The Aussie’s feed is filled with gorgeous gowns that, upon first glance, one probably wouldn’t realize are made of plastic bags and bathmats until closer inspection. “It started as a joke between a friend and I,” he tells Yahoo Lifestyle. “We were watching the Golden Globes [in 2016] and weren’t particularly inspired by anything on the red carpet, so we had a quick competition to see who could create the best runway look using only things in the living room.” His creation was a “horrible green, blue, white and gray blanket” crafted into a gown.
“We posted them on Facebook and they were a big hit with my friends,” he recalls. “I did a couple more for the next few red carpet events and was eventually encouraged to start up an Instagram account and it was here that I could connect with drag queens and creative types from all walks of life, across the world.”
Now, two years later, the account dedicated to his designs, named the Tilley Project, has more than 14k followers.
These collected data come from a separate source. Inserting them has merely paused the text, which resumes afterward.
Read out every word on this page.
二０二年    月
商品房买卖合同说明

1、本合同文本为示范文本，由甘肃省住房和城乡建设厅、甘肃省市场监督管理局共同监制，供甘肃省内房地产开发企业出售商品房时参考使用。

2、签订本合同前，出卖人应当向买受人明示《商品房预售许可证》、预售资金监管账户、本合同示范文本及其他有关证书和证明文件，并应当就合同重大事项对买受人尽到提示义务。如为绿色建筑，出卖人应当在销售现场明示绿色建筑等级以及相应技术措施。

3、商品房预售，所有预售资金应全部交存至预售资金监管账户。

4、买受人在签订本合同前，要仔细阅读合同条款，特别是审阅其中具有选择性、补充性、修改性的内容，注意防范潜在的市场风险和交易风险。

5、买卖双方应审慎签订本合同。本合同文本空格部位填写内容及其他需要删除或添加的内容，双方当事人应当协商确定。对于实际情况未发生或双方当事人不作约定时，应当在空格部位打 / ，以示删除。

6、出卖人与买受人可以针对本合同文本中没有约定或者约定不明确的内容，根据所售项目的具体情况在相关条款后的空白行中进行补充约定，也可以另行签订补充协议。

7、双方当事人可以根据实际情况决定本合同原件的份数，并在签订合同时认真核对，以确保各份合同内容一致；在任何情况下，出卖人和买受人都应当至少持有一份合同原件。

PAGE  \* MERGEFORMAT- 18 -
Martin, who “adores” fashion, comes up with his own designs a lot of the time, but also recreates looks. “Sometimes it’s the actual item itself,” he says of what inspires him. For example, he managed to recreate Celine Dion’s extravagant 2017 Billboard Awards gown that was designed by Stephane Rolland. You know, the one with the huge shoulders that she wore to sing “My Heart Will Go On.” And his reiteration was so accurate, the only difference was that his was made of a “bed sheet for the bottom half, two socks for the sleeves, two pillow cases and recycled foam packing to create the puffy top half.”
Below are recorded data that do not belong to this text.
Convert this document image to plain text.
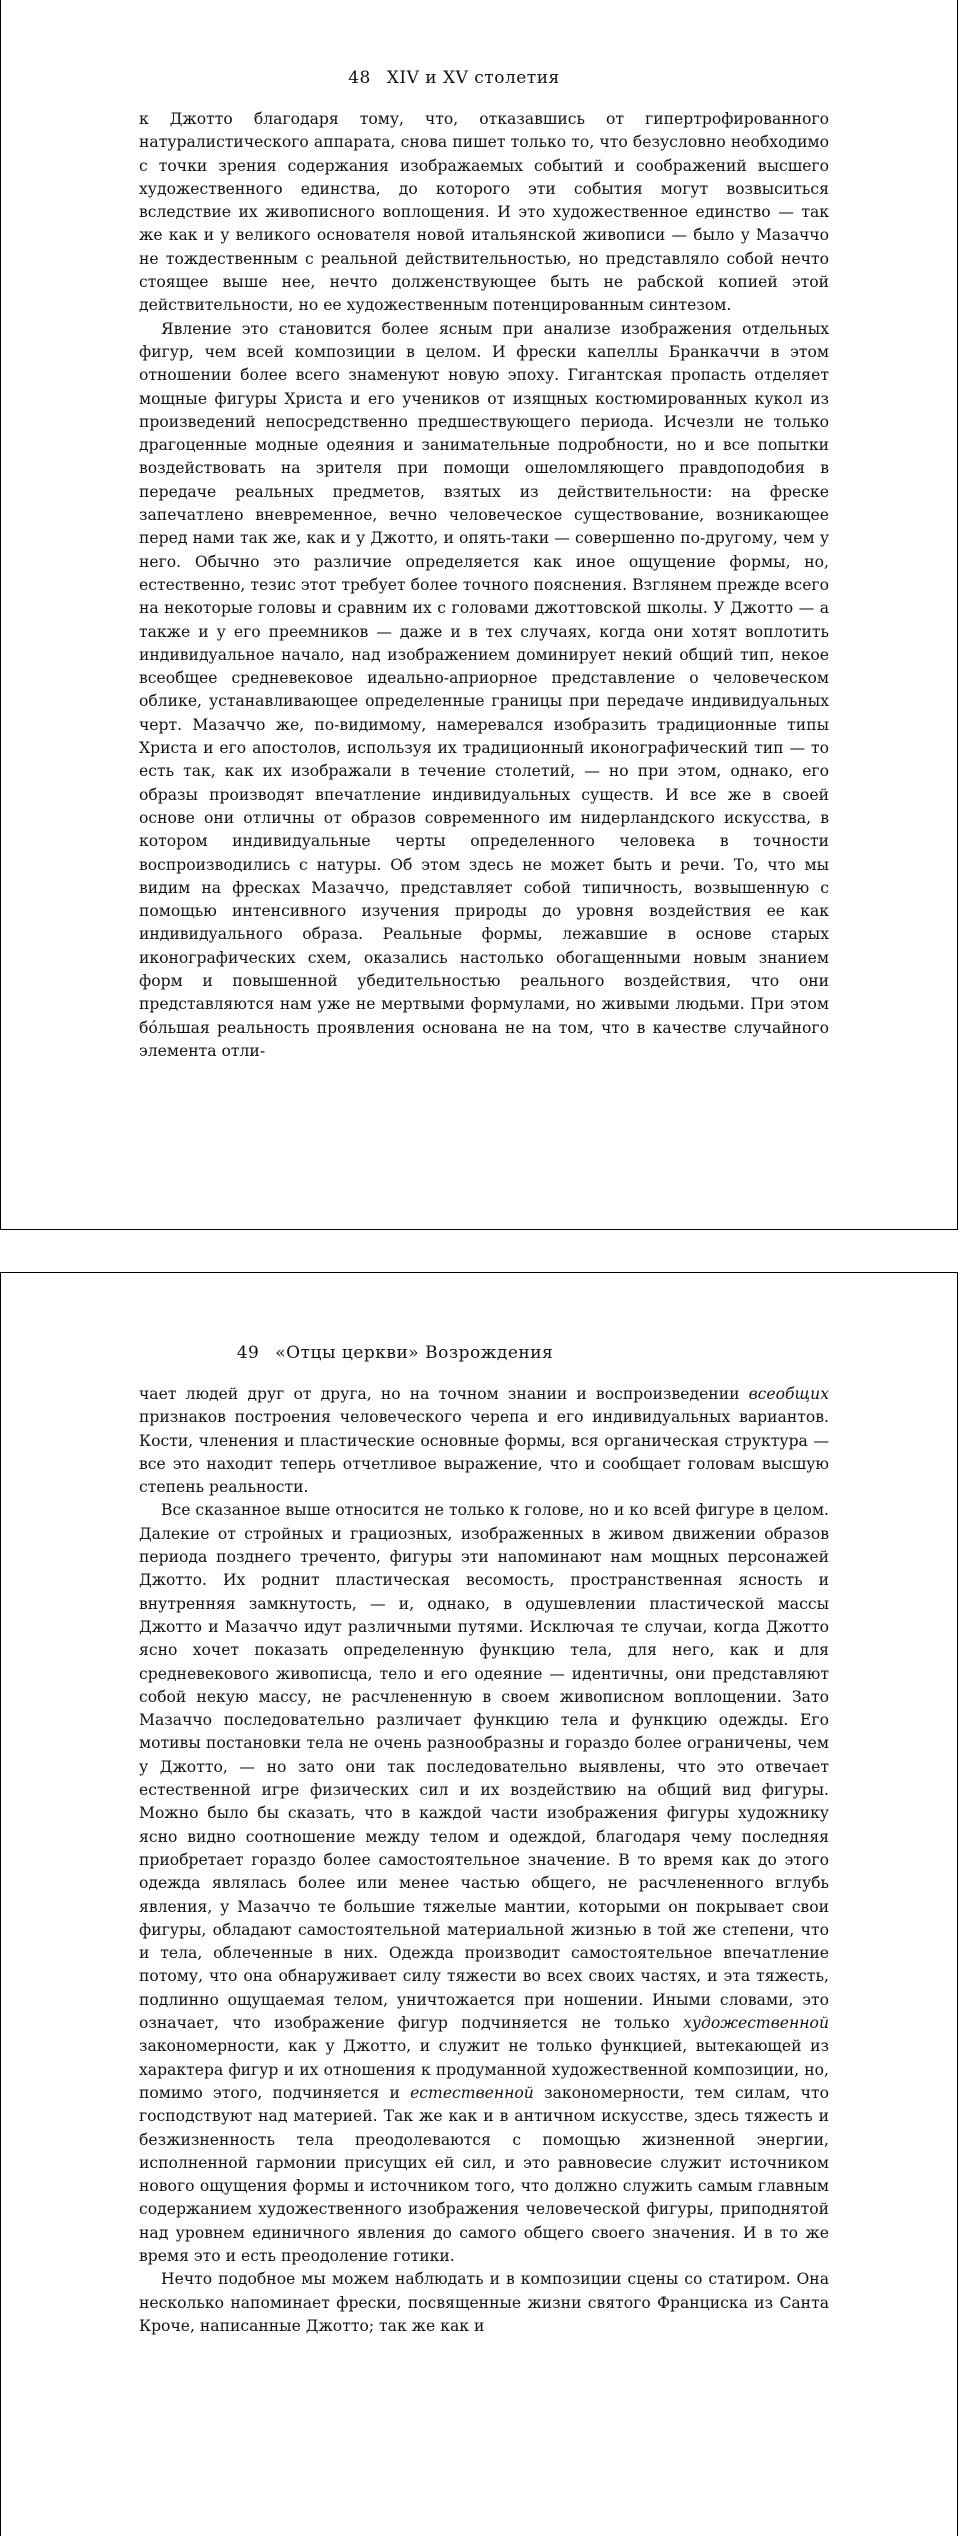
48 XIV и XV столетия

к Джотто благодаря тому, что, отказавшись от гипертрофированного натуралистического аппарата, снова пишет только то, что безусловно необходимо с точки зрения содержания изображаемых событий и соображений высшего художественного единства, до которого эти события могут возвыситься вследствие их живописного воплощения. И это художественное единство — так же как и у великого основателя новой итальянской живописи — было у Мазаччо не тождественным с реальной действительностью, но представляло собой нечто стоящее выше нее, нечто долженствующее быть не рабской копией этой действительности, но ее художественным потенцированным синтезом.

Явление это становится более ясным при анализе изображения отдельных фигур, чем всей композиции в целом. И фрески капеллы Бранкаччи в этом отношении более всего знаменуют новую эпоху. Гигантская пропасть отделяет мощные фигуры Христа и его учеников от изящных костюмированных кукол из произведений непосредственно предшествующего периода. Исчезли не только драгоценные модные одеяния и занимательные подробности, но и все попытки воздействовать на зрителя при помощи ошеломляющего правдоподобия в передаче реальных предметов, взятых из действительности: на фреске запечатлено вневременное, вечно человеческое существование, возникающее перед нами так же, как и у Джотто, и опять-таки — совершенно по-другому, чем у него. Обычно это различие определяется как иное ощущение формы, но, естественно, тезис этот требует более точного пояснения. Взглянем прежде всего на некоторые головы и сравним их с головами джоттовской школы. У Джотто — а также и у его преемников — даже и в тех случаях, когда они хотят воплотить индивидуальное начало, над изображением доминирует некий общий тип, некое всеобщее средневековое идеально-априорное представление о человеческом облике, устанавливающее определенные границы при передаче индивидуальных черт. Мазаччо же, по-видимому, намеревался изобразить традиционные типы Христа и его апостолов, используя их традиционный иконографический тип — то есть так, как их изображали в течение столетий, — но при этом, однако, его образы производят впечатление индивидуальных существ. И все же в своей основе они отличны от образов современного им нидерландского искусства, в котором индивидуальные черты определенного человека в точности воспроизводились с натуры. Об этом здесь не может быть и речи. То, что мы видим на фресках Мазаччо, представляет собой типичность, возвышенную с помощью интенсивного изучения природы до уровня воздействия ее как индивидуального образа. Реальные формы, лежавшие в основе старых иконографических схем, оказались настолько обогащенными новым знанием форм и повышенной убедительностью реального воздействия, что они представляются нам уже не мертвыми формулами, но живыми людьми. При этом бо́льшая реальность проявления основана не на том, что в качестве случайного элемента отли-

49 «Отцы церкви» Возрождения

чает людей друг от друга, но на точном знании и воспроизведении всеобщих признаков построения человеческого черепа и его индивидуальных вариантов. Кости, членения и пластические основные формы, вся органическая структура — все это находит теперь отчетливое выражение, что и сообщает головам высшую степень реальности.

Все сказанное выше относится не только к голове, но и ко всей фигуре в целом. Далекие от стройных и грациозных, изображенных в живом движении образов периода позднего треченто, фигуры эти напоминают нам мощных персонажей Джотто. Их роднит пластическая весомость, пространственная ясность и внутренняя замкнутость, — и, однако, в одушевлении пластической массы Джотто и Мазаччо идут различными путями. Исключая те случаи, когда Джотто ясно хочет показать определенную функцию тела, для него, как и для средневекового живописца, тело и его одеяние — идентичны, они представляют собой некую массу, не расчлененную в своем живописном воплощении. Зато Мазаччо последовательно различает функцию тела и функцию одежды. Его мотивы постановки тела не очень разнообразны и гораздо более ограничены, чем у Джотто, — но зато они так последовательно выявлены, что это отвечает естественной игре физических сил и их воздействию на общий вид фигуры. Можно было бы сказать, что в каждой части изображения фигуры художнику ясно видно соотношение между телом и одеждой, благодаря чему последняя приобретает гораздо более самостоятельное значение. В то время как до этого одежда являлась более или менее частью общего, не расчлененного вглубь явления, у Мазаччо те большие тяжелые мантии, которыми он покрывает свои фигуры, обладают самостоятельной материальной жизнью в той же степени, что и тела, облеченные в них. Одежда производит самостоятельное впечатление потому, что она обнаруживает силу тяжести во всех своих частях, и эта тяжесть, подлинно ощущаемая телом, уничтожается при ношении. Иными словами, это означает, что изображение фигур подчиняется не только художественной закономерности, как у Джотто, и служит не только функцией, вытекающей из характера фигур и их отношения к продуманной художественной композиции, но, помимо этого, подчиняется и естественной закономерности, тем силам, что господствуют над материей. Так же как и в античном искусстве, здесь тяжесть и безжизненность тела преодолеваются с помощью жизненной энергии, исполненной гармонии присущих ей сил, и это равновесие служит источником нового ощущения формы и источником того, что должно служить самым главным содержанием художественного изображения человеческой фигуры, приподнятой над уровнем единичного явления до самого общего своего значения. И в то же время это и есть преодоление готики.

Нечто подобное мы можем наблюдать и в композиции сцены со статиром. Она несколько напоминает фрески, посвященные жизни святого Франциска из Санта Кроче, написанные Джотто; так же как и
He’s also inspired by Lady Gaga; drag queens (“Milk and Sasha Velour in particular”); and “fashion designers/labels such as Alexander McQueen, Jean-Paul Gaultier and Romance Was Born.”
His favorite design so far is his Rainbow Flag dress made from Vogue magazines. “It was created to celebrate our Gay and Lesbian Mardi Gras here in Australia,” he says. “An expression of pride to be whoever you want to be and yelling it to the world. I love being part of the LGBTIQ+ community and the Tilley Project is my way of inspiring people to be confident in the weird and wonderful quirks that we all have.”
That inspiring and stunningly colorful strapless gown took days to create, however on average he “can have the outfit created along with a photo shoot in under an hour.”
Yet the Vogue piece wasn’t even the hardest to create. That award goes to the two-piece skirt and crop top ensemble made out of IKEA bags. “There was a lot of work in the construction of the garment and it was very tight, so super hard to move in. Especially as I take my photos on a timer and have to click, run and pose,” he explains. The blue outfit consisted of a super tight pencil skirt with a yellow peplum ruffle, and the shirt was off the shoulder.
He once used Glad saran wrap to create an outfit with a bow for a shirt and transparent boots for RuPaul’s Drag Race , and a tablecloth to make a gorgeous lace gown for the Oscars. For Australia’s Election Day in 2016, he wore a dress made entirely of neckties.
What’s next? A bath towel outfit with earrings made of loofas? Oh wait, he’s already done that.